As Julian Sanchez has pointed out, ‘the demand for access to Broadwell’s emails was just one of 6,321 requests for user data—covering 16,281 user accounts—fielded by Google alone in the past six months’.
Aside from the titillating details, why should we care about this? It’s very simple–at least potentially, nothing you put in an email is private. The Feds can look at it whenever they want, and they don’t need a search warrant. Of course, there’s no specific reason to be worried that they will look at your email, especially if you have done nothing to attract their attention.
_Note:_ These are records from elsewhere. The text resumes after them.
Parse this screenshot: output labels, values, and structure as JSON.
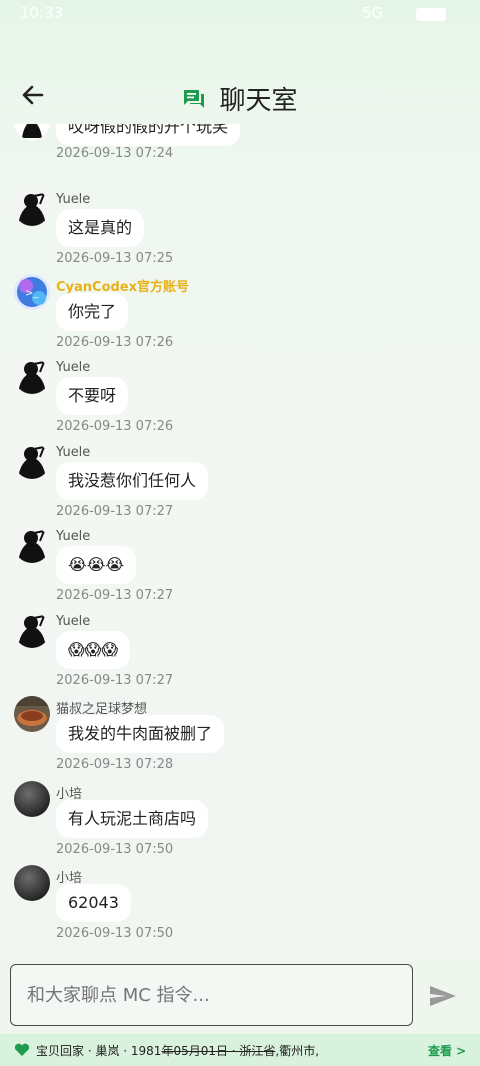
{
  "status_bar": {
    "time": "10:33",
    "network": "5G"
  },
  "header": {
    "title": "聊天室"
  },
  "messages": [
    {
      "sender": "",
      "text": "哎呀假的假的开个玩笑",
      "time": "2026-09-13 07:24",
      "avatar": "yuele"
    },
    {
      "sender": "Yuele",
      "text": "这是真的",
      "time": "2026-09-13 07:25",
      "avatar": "yuele"
    },
    {
      "sender": "CyanCodex官方账号",
      "text": "你完了",
      "time": "2026-09-13 07:26",
      "avatar": "cyancodex"
    },
    {
      "sender": "Yuele",
      "text": "不要呀",
      "time": "2026-09-13 07:26",
      "avatar": "yuele"
    },
    {
      "sender": "Yuele",
      "text": "我没惹你们任何人",
      "time": "2026-09-13 07:27",
      "avatar": "yuele"
    },
    {
      "sender": "Yuele",
      "text": "😭😭😭",
      "time": "2026-09-13 07:27",
      "avatar": "yuele"
    },
    {
      "sender": "Yuele",
      "text": "😱😱😱",
      "time": "2026-09-13 07:27",
      "avatar": "yuele"
    },
    {
      "sender": "猫叔之足球梦想",
      "text": "我发的牛肉面被删了",
      "time": "2026-09-13 07:28",
      "avatar": "cat"
    },
    {
      "sender": "小培",
      "text": "有人玩泥土商店吗",
      "time": "2026-09-13 07:50",
      "avatar": "xiaopei"
    },
    {
      "sender": "小培",
      "text": "62043",
      "time": "2026-09-13 07:50",
      "avatar": "xiaopei"
    }
  ],
  "input": {
    "placeholder": "和大家聊点 MC 指令..."
  },
  "ticker": {
    "text_prefix": "宝贝回家 · 巢岚 · 1981",
    "text_strike": "年05月01日 · 浙江省",
    "text_suffix": ",衢州市,",
    "link": "查看 >"
  },
  "colors": {
    "accent": "#1e9b4e",
    "official_name": "#e7b118"
  }
}
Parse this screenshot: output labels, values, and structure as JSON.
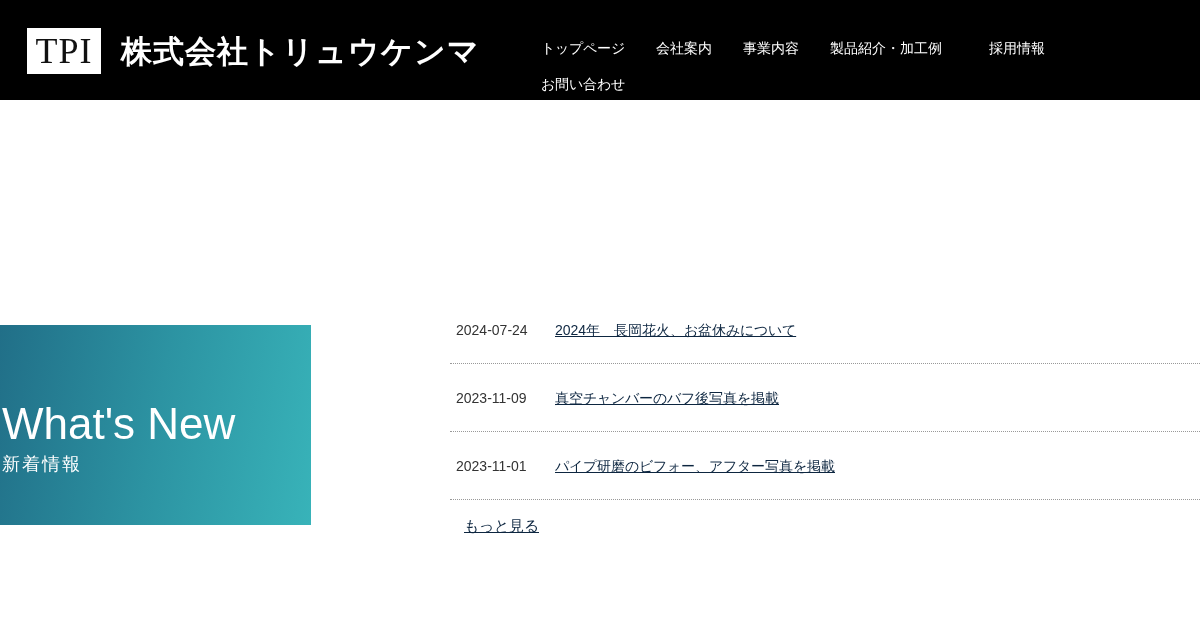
{
  "header": {
    "logo": {
      "mark": "TPI",
      "name": "株式会社トリュウケンマ"
    },
    "nav": [
      {
        "label": "トップページ"
      },
      {
        "label": "会社案内"
      },
      {
        "label": "事業内容"
      },
      {
        "label": "製品紹介・加工例"
      },
      {
        "label": "採用情報"
      },
      {
        "label": "お問い合わせ"
      }
    ]
  },
  "news_heading": {
    "title": "What's New",
    "subtitle": "新着情報"
  },
  "news": [
    {
      "date": "2024-07-24",
      "title": "2024年　長岡花火、お盆休みについて"
    },
    {
      "date": "2023-11-09",
      "title": "真空チャンバーのバフ後写真を掲載"
    },
    {
      "date": "2023-11-01",
      "title": "パイプ研磨のビフォー、アフター写真を掲載"
    }
  ],
  "more_link": "もっと見る"
}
And, of course, attracting the FBI (or TSA’s) attention is quite unrelated to whether you have done anything wrong (witness screaming toddlers being groped by TSA agents and the FBI’s legendary attempts to blackmail Martin Luther King Jr.) And, all jokes aside, I myself spent about six months on the TSA’s ‘selectee’ list in 2004-5, which meant that I couldn’t fly without an extensive interview at the gate every time I flew. To the best of my knowledge I have not consorted with bad guys, nor is my name similar to that of someone who is. So I don’t accept the ‘if you have nothing to hide, you have nothing to worry about’ as an answer.
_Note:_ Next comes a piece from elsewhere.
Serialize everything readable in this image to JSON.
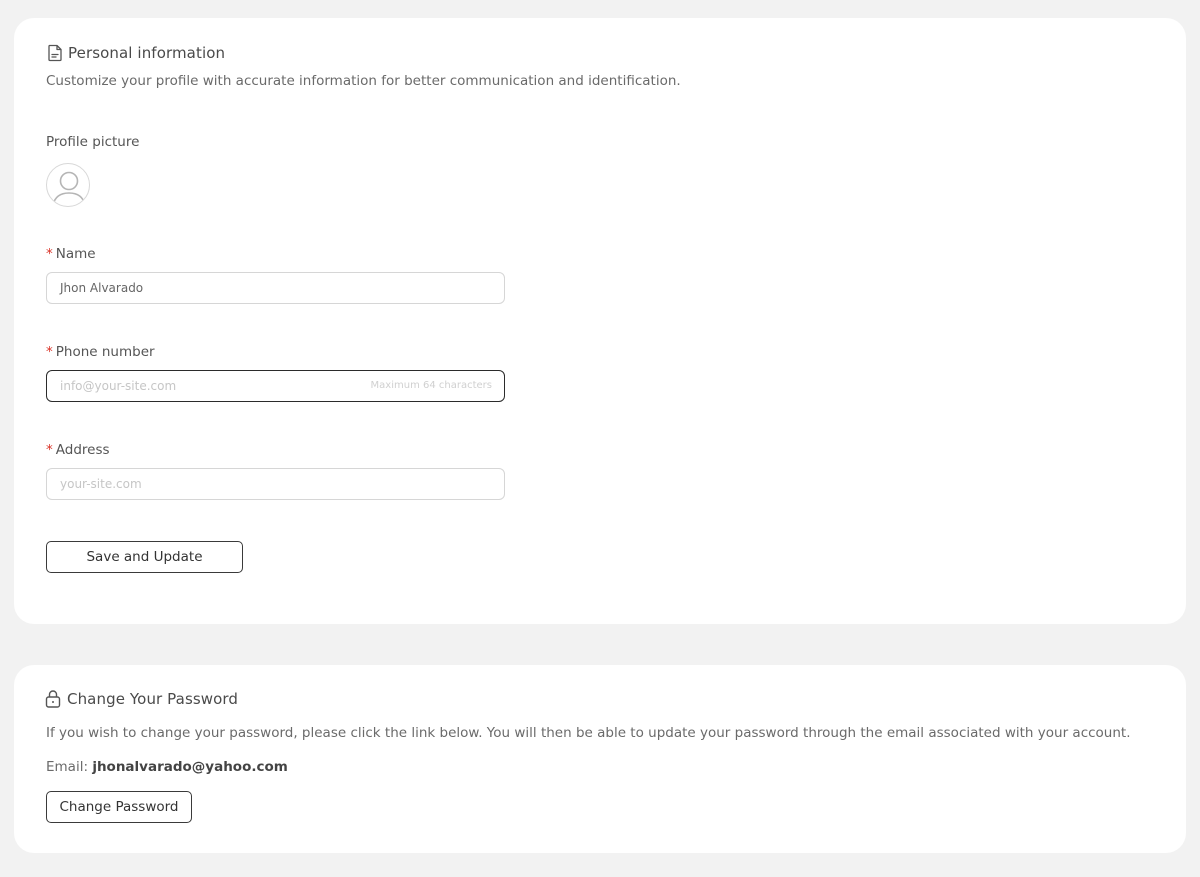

Most of us believe our ‘persons, houses, papers and effects’ are protected against ‘unreasonable search and seizure’ (it’s called the 4th Amendment). However, in a bizarre reinterpretation of that statement, the Electronic Communications Privacy Act (passed in 1986, right at the beginning of widespread use of email) states that email messages stored on servers for more than 180 days are considered to be ‘abandoned’, and hence no judicial review is required for law enforcement to request it’ . This was because in the eighties email was always downloaded to your computer, unlike the current cloud-based email systems (such as Gmail, Wayne Connect and Microsoft’s Live Mail), where many of us keep years of correspondence online. Clearly the ECPA is grossly out of date, and there have been movements in congress to update it. However, law enforcement, never an interest group to give itself more obstacles, has been lobbying heavily to make retrieval of stored email even easier for an alphabet soup of government agencies. As this is written there are conflicting reports on whether Sen. Patrick Leahy is trying to prevent this or to encourage it in a new bill being discussed in the lame-duck congress.